Methotrexate Injection, USP 50 mg/2 mL (25 mg/mL), 2 mL Single-dose Vial, packaged in 5 x 2 mL vials per carton, Rx only, labeled as a) Distributed by Pfizer Labs, Division of Pfizer Inc., New York, NY 10017, NDC 0069-0146-01; and b) Manufactured for: Mylan Institutional LLC, Rockford, IL 61103, NDC 67457-467-99.

Recall Insight

This FDA Drug action (record #D-1328-2015) was formally reported on August 19, 2015, with the manufacturer initiating the action on March 18, 2015. It is classified under Critical severity (Class I), with a current status of Terminated. Mylan Institutional LLC is listed as the recalling firm, operating out of Rockford, IL. Federal records indicate a) 15,095 vials b) 300 vials units are affected, placing this recall in the million-unit bracket that typically triggers nationwide consumer alerts and retailer sweeps.

The documented reason for this recall is: Presence of Particulate Matter Distribution data in the federal record shows the product reached: Nationwide and Puerto Rico.
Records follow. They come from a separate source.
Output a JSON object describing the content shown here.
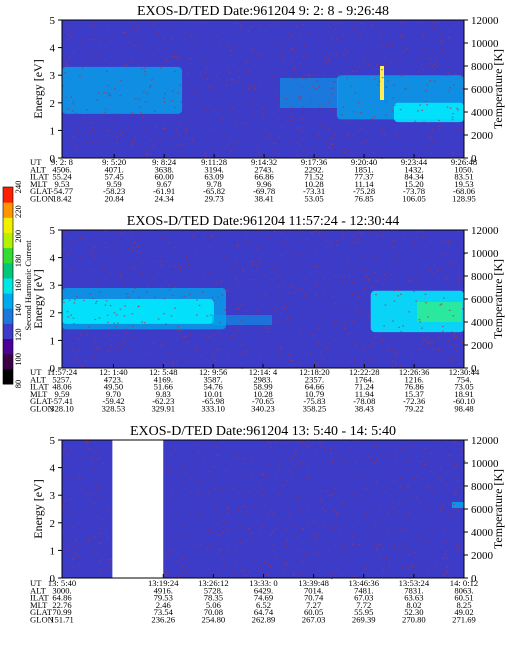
{
  "colors": {
    "background": "#3c3cc8",
    "low": "#3c3cc8",
    "mid": "#00aaee",
    "high": "#00eeff",
    "peak": "#33ee88",
    "speck": "#b03040",
    "gap": "#ffffff"
  },
  "colorbar": {
    "label": "Second Harmonic Current",
    "ticks": [
      "80",
      "100",
      "120",
      "140",
      "160",
      "180",
      "200",
      "220",
      "240"
    ],
    "colors": [
      "#000000",
      "#3c0046",
      "#4b0096",
      "#3c3cc8",
      "#1e78dc",
      "#00aaee",
      "#00e6e6",
      "#00c878",
      "#32dc32",
      "#b4f000",
      "#f0f000",
      "#ff9600",
      "#ff1e00"
    ]
  },
  "chart_data": [
    {
      "type": "heatmap",
      "title": "EXOS-D/TED   Date:961204   9: 2: 8 - 9:26:48",
      "ylabel": "Energy [eV]",
      "y2label": "Temperature [K]",
      "ylim": [
        0,
        5
      ],
      "y2lim": [
        0,
        12000
      ],
      "yticks": [
        "0",
        "1",
        "2",
        "3",
        "4",
        "5"
      ],
      "y2ticks": [
        "0",
        "2000",
        "4000",
        "6000",
        "8000",
        "10000",
        "12000"
      ],
      "row_labels": [
        "UT",
        "ALT",
        "ILAT",
        "MLT",
        "GLAT",
        "GLON"
      ],
      "columns": [
        [
          "9: 2: 8",
          "4506.",
          "55.24",
          "9.53",
          "-54.77",
          "18.42"
        ],
        [
          "9: 5:20",
          "4071.",
          "57.45",
          "9.59",
          "-58.23",
          "20.84"
        ],
        [
          "9: 8:24",
          "3638.",
          "60.00",
          "9.67",
          "-61.91",
          "24.34"
        ],
        [
          "9:11:28",
          "3194.",
          "63.09",
          "9.78",
          "-65.82",
          "29.73"
        ],
        [
          "9:14:32",
          "2743.",
          "66.86",
          "9.96",
          "-69.78",
          "38.41"
        ],
        [
          "9:17:36",
          "2292.",
          "71.52",
          "10.28",
          "-73.31",
          "53.05"
        ],
        [
          "9:20:40",
          "1851.",
          "77.37",
          "11.14",
          "-75.28",
          "76.85"
        ],
        [
          "9:23:44",
          "1432.",
          "84.34",
          "15.20",
          "-73.78",
          "106.05"
        ],
        [
          "9:26:48",
          "1050.",
          "83.51",
          "19.53",
          "-68.06",
          "128.95"
        ]
      ],
      "bands": [
        {
          "energy": [
            1.6,
            3.3
          ],
          "time": [
            "9: 2: 8",
            "9: 9:30"
          ],
          "level": "mid"
        },
        {
          "energy": [
            1.4,
            3.0
          ],
          "time": [
            "9:19:00",
            "9:26:48"
          ],
          "level": "mid"
        },
        {
          "energy": [
            1.3,
            2.0
          ],
          "time": [
            "9:22:30",
            "9:26:48"
          ],
          "level": "high"
        }
      ]
    },
    {
      "type": "heatmap",
      "title": "EXOS-D/TED   Date:961204   11:57:24 - 12:30:44",
      "ylabel": "Energy [eV]",
      "y2label": "Temperature [K]",
      "ylim": [
        0,
        5
      ],
      "y2lim": [
        0,
        12000
      ],
      "yticks": [
        "0",
        "1",
        "2",
        "3",
        "4",
        "5"
      ],
      "y2ticks": [
        "0",
        "2000",
        "4000",
        "6000",
        "8000",
        "10000",
        "12000"
      ],
      "row_labels": [
        "UT",
        "ALT",
        "ILAT",
        "MLT",
        "GLAT",
        "GLON"
      ],
      "columns": [
        [
          "11:57:24",
          "5257.",
          "48.06",
          "9.59",
          "-57.41",
          "328.10"
        ],
        [
          "12: 1:40",
          "4723.",
          "49.50",
          "9.70",
          "-59.42",
          "328.53"
        ],
        [
          "12: 5:48",
          "4169.",
          "51.66",
          "9.83",
          "-62.23",
          "329.91"
        ],
        [
          "12: 9:56",
          "3587.",
          "54.76",
          "10.01",
          "-65.98",
          "333.10"
        ],
        [
          "12:14: 4",
          "2983.",
          "58.99",
          "10.28",
          "-70.65",
          "340.23"
        ],
        [
          "12:18:20",
          "2357.",
          "64.66",
          "10.79",
          "-75.83",
          "358.25"
        ],
        [
          "12:22:28",
          "1764.",
          "71.24",
          "11.94",
          "-78.08",
          "38.43"
        ],
        [
          "12:26:36",
          "1216.",
          "76.86",
          "15.37",
          "-72.36",
          "79.22"
        ],
        [
          "12:30:44",
          "754.",
          "73.05",
          "18.91",
          "-60.10",
          "98.48"
        ]
      ],
      "bands": [
        {
          "energy": [
            1.4,
            2.9
          ],
          "time": [
            "11:57:24",
            "12:11:00"
          ],
          "level": "mid"
        },
        {
          "energy": [
            1.6,
            2.5
          ],
          "time": [
            "11:57:24",
            "12:10:00"
          ],
          "level": "high"
        },
        {
          "energy": [
            1.3,
            2.8
          ],
          "time": [
            "12:23:00",
            "12:30:44"
          ],
          "level": "high"
        }
      ]
    },
    {
      "type": "heatmap",
      "title": "EXOS-D/TED   Date:961204   13: 5:40 - 14: 5:40",
      "ylabel": "Energy [eV]",
      "y2label": "Temperature [K]",
      "ylim": [
        0,
        5
      ],
      "y2lim": [
        0,
        12000
      ],
      "yticks": [
        "0",
        "1",
        "2",
        "3",
        "4",
        "5"
      ],
      "y2ticks": [
        "0",
        "2000",
        "4000",
        "6000",
        "8000",
        "10000",
        "12000"
      ],
      "row_labels": [
        "UT",
        "ALT",
        "ILAT",
        "MLT",
        "GLAT",
        "GLON"
      ],
      "columns": [
        [
          "13: 5:40",
          "3000.",
          "64.86",
          "22.76",
          "70.99",
          "151.71"
        ],
        [
          "",
          "",
          "",
          "",
          "",
          ""
        ],
        [
          "13:19:24",
          "4916.",
          "79.53",
          "2.46",
          "73.54",
          "236.26"
        ],
        [
          "13:26:12",
          "5728.",
          "78.35",
          "5.06",
          "70.08",
          "254.80"
        ],
        [
          "13:33: 0",
          "6429.",
          "74.69",
          "6.52",
          "64.74",
          "262.89"
        ],
        [
          "13:39:48",
          "7014.",
          "70.74",
          "7.27",
          "60.05",
          "267.03"
        ],
        [
          "13:46:36",
          "7481.",
          "67.03",
          "7.72",
          "55.95",
          "269.39"
        ],
        [
          "13:53:24",
          "7831.",
          "63.63",
          "8.02",
          "52.30",
          "270.80"
        ],
        [
          "14: 0:12",
          "8063.",
          "60.51",
          "8.25",
          "49.02",
          "271.69"
        ]
      ],
      "data_gap": {
        "time": [
          "13:12:30",
          "13:19:24"
        ]
      },
      "bands": []
    }
  ]
}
Distribution scope directly affects the consumer exposure window and determines whether a recall remains regional or escalates into a nationwide advisory.

To put this record in context, PlainRecalls indexes 83,949 recalls across the FDA, CPSC, NHTSA and USDA FSIS going back to 1995. Within the same product category, the database holds 6 closely related recalls, of which 5 were also issued by FDA Drug. That clustering is a signal — repeated actions in a narrow category often indicate a systemic quality-control issue, a supplier-wide contamination, or a design defect that has propagated across product lines. This recall is roughly 11 years old; older recalls can remain relevant because many units enter resale, rental, and secondary-market channels where the original warning never reaches the end user. Always cross-check the recall number against the official agency page before relying on any summary.